Mercure, planète terrestre la plus proche du Soleil, se distingue par sa densité exceptionnellement élevée, due à un noyau métallique disproportionnellement grand représentant environ 85% de son rayon. Les pressions et températures extrêmes régnant dans les couches profondes de la planète pourraient avoir été le catalyseur de cette transformation du carbone en diamant.La présence de soufre, qui abaisse le point de fusion, pourrait également avoir contribué à la stabilité de ces diamants.

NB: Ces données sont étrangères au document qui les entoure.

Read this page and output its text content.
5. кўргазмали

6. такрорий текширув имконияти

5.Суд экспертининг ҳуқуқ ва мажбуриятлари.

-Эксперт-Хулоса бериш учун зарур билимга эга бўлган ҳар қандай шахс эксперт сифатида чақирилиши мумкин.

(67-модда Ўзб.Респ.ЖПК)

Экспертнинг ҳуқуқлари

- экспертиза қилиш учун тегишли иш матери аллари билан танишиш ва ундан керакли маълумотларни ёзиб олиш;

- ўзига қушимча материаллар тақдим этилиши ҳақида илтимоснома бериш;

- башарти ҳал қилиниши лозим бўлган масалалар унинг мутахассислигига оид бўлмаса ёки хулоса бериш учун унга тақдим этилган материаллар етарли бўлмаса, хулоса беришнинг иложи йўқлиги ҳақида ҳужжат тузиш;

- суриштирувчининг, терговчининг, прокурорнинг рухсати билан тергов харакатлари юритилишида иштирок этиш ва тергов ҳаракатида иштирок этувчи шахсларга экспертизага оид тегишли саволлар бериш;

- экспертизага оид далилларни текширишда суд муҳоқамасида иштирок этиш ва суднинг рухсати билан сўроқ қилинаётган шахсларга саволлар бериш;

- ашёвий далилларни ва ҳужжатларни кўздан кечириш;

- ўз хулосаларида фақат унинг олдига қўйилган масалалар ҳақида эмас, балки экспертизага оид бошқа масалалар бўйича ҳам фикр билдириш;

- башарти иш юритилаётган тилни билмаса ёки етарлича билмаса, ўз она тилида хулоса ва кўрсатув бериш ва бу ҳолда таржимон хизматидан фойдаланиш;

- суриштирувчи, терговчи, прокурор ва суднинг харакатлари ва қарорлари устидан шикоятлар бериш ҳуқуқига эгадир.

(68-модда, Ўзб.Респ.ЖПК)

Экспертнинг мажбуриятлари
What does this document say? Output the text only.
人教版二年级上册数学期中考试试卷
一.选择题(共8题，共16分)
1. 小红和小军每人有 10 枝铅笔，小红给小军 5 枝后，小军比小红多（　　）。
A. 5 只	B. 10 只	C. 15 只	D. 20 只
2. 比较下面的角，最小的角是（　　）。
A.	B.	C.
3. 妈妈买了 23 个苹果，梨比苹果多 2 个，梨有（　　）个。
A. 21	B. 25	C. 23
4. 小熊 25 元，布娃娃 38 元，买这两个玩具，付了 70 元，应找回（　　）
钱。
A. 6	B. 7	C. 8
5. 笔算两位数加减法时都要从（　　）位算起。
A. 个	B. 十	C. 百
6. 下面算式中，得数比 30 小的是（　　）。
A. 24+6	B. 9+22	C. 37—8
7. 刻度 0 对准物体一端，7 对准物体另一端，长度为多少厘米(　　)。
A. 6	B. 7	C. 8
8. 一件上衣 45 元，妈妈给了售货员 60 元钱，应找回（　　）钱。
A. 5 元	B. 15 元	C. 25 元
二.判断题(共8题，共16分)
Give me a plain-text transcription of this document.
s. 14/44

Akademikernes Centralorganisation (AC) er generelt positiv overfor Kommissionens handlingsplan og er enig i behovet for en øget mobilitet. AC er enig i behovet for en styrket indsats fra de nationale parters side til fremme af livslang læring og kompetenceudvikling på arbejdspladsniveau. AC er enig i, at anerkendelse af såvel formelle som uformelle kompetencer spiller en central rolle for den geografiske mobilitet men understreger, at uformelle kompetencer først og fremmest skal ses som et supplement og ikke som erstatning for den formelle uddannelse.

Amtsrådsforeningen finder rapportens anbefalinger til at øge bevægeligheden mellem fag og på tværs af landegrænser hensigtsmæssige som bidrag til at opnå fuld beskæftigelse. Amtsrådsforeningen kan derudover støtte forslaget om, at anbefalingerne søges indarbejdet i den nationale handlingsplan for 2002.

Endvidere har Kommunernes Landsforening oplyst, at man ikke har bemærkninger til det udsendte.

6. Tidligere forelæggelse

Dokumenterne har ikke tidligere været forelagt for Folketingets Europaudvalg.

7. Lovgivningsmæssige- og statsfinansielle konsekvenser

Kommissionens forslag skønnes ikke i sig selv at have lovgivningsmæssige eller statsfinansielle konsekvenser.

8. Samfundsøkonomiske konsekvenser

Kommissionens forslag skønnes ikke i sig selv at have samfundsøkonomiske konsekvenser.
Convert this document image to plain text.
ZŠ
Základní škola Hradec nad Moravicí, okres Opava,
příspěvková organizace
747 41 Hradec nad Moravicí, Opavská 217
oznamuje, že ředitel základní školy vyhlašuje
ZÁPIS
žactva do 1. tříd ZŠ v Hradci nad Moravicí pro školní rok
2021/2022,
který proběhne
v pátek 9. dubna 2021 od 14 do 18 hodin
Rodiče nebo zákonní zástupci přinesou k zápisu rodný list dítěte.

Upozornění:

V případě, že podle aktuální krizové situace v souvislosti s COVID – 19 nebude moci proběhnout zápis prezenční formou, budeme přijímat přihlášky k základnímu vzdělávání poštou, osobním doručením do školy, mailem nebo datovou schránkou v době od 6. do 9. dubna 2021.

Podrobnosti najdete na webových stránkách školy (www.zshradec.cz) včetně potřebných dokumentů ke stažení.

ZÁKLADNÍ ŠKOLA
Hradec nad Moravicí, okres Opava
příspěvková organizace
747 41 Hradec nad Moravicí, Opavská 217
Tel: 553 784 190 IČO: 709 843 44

Bien que l’épaisseur exacte de cette potentielle couche de diamants reste incertaine – estimée à une profondeur d’environ 500 kilomètres – son existence remettrait en question nos connaissances actuelles sur la composition interne des planètes rocheuses. L’exploitation minière est pour l’instant hors de portée,mais la mission BepiColombo,actuellement en cours,devrait fournir des données plus précises sur la composition carbonée de Mercure et confirmer ou infirmer cette hypothèse audacieuse.
Contexte : Mercure, une planète énigmatique
Mercure, souvent négligée dans l’exploration spatiale, est une planète fascinante. Sa proximité avec le Soleil la soumet à des variations de température extrêmes, allant de plus de 400°C le jour à -180°C la nuit. Sa petite taille et son champ magnétique inhabituellement fort en font un objet d’étude privilégié pour les scientifiques cherchant à comprendre la formation et l’évolution des systèmes planétaires.
La mission Messenger, achevée en 2015, a déjà permis de cartographier la surface de Mercure, de déterminer sa composition et de révéler des indices sur son histoire géologique. La mission BepiColombo, un projet conjoint de l’ESA et de la JAXA, poursuit ces investigations, promettant de nouvelles découvertes sur cette planète mystérieuse et, potentiellement, sur la présence de trésors cachés dans ses profondeurs.